Прежде я не любил гостей, теперь же бывал им рад, так как знал, что непременно будет разговор об Ариадне. Часто приезжал спирит Котлович, чтобы поговорить о сестре, и иногда привозил с собою своего друга князя Мактуева, который был влюблен в Ариадну не менее моего. Сидеть в комнате Ариадны, перебирать клавиши ее пианино, смотреть в ее ноты, – для князя было уже потребностью, он не мог жить без этого, а дух деда Илариона продолжал предсказывать, что рано или поздно она будет его женой. У нас обыкновенно князь сидел подолгу, этак от завтрака до полуночи, и всё молчал; молча выпивал бутылки две-три пива и только изредка, чтобы показать, что он тоже участвует в разговоре, смеялся отрывистым, печальным, глуповатым смехом. Перед тем, как уехать домой, он всякий раз отводил меня в сторону и говорил вполголоса:
– Когда вы видели в последний раз Ариадну Григорьевну? Здорова ли она? Я думаю, ей там не скучно?
Наступила весна. Надо было ходить на тягу, потом сеять яровые и клевер.

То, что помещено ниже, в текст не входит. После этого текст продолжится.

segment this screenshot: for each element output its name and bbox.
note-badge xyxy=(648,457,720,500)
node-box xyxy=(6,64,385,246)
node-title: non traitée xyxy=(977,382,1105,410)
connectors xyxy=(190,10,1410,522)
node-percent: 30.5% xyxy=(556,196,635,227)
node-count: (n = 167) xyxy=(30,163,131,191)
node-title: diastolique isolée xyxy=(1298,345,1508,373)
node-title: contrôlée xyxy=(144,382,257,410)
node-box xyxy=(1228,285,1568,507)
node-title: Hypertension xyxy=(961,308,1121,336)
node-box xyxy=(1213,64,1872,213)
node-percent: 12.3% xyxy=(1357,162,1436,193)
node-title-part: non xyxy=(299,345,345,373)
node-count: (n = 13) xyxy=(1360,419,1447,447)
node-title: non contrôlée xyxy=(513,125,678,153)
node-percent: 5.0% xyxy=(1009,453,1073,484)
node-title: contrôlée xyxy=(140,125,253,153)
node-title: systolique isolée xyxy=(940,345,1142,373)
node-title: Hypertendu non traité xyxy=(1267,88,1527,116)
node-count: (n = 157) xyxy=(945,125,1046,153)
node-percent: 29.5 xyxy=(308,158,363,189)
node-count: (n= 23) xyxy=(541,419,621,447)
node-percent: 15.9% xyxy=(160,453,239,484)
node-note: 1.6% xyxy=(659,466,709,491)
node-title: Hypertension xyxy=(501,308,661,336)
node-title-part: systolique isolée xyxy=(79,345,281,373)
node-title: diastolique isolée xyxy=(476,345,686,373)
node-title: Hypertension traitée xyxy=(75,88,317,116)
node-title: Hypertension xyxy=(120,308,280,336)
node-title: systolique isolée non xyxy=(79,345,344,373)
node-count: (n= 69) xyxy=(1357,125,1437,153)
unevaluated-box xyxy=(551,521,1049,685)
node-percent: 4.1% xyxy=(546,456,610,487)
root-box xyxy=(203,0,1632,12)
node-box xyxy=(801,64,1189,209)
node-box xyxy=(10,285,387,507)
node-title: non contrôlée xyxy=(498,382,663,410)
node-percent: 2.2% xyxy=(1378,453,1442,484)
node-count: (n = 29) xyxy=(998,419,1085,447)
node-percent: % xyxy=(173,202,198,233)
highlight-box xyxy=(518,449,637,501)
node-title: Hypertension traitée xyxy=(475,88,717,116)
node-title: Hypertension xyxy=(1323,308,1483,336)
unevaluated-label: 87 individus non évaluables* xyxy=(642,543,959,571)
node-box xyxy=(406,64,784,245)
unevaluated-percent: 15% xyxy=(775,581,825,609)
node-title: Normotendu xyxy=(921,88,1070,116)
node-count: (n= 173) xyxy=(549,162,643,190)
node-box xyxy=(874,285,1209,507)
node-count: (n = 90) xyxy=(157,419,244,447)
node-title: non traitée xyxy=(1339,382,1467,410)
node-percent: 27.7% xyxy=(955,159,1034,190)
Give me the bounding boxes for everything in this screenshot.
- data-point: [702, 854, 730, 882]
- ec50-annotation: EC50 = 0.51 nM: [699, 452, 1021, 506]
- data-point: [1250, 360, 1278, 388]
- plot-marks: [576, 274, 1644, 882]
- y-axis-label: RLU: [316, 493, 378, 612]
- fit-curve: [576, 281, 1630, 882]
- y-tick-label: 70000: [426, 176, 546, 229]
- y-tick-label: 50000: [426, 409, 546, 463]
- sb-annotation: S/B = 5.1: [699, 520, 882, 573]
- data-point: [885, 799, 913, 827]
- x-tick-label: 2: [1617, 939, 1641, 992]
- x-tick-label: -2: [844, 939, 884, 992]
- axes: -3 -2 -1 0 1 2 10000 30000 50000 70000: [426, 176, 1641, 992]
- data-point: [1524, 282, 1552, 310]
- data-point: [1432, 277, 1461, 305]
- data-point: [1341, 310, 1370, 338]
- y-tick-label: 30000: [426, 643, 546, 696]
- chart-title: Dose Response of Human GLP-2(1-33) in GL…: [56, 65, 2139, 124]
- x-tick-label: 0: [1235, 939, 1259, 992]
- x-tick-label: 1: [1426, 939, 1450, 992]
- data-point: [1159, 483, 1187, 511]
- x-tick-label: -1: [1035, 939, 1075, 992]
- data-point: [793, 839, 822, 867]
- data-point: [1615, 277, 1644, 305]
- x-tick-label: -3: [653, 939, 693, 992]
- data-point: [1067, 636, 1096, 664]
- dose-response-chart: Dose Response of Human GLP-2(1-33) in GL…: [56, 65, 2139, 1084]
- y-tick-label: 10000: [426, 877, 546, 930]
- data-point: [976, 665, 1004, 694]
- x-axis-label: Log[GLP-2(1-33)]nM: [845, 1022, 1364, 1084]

Было грустно, но уже по-весеннему: хотелось мириться с потерей. Работая в поле и слушая жаворонков, я спрашивал себя: не покончить ли уж сразу с этим вопросом личного счастья, не жениться ли мне без затей на простой крестьянской девушке? Как вдруг в самый разгар работ получаю письмо с итальянскою маркой. И клевер, и пасека, и телята, и крестьянская девушка – всё разлетелось, как дым. На этот раз Ариадна писала, что она глубоко, бесконечно несчастна. Она упрекала меня, что я не протянул ей руку помощи, а взглянул на нее с высоты своей добродетели и покинул ее в минуту опасности. Всё это было написано крупным нервным почерком, с помарками и кляксами, и видно было, что она торопилась писать и страдала. В заключение она умоляла меня приехать и спасти ее.
Опять меня сорвало с якоря и понесло. Ариадна жила в Риме. Приехал я к ней поздно вечером и, когда она увидела меня, то зарыдала и бросилась мне на шею. За зиму она нисколько не изменилась и была всё так же молода и прелестна. Мы вместе поужинали и потом до рассвета катались по Риму, и всё время она рассказывала мне про свое житье-бытье. Я спросил, где Лубков.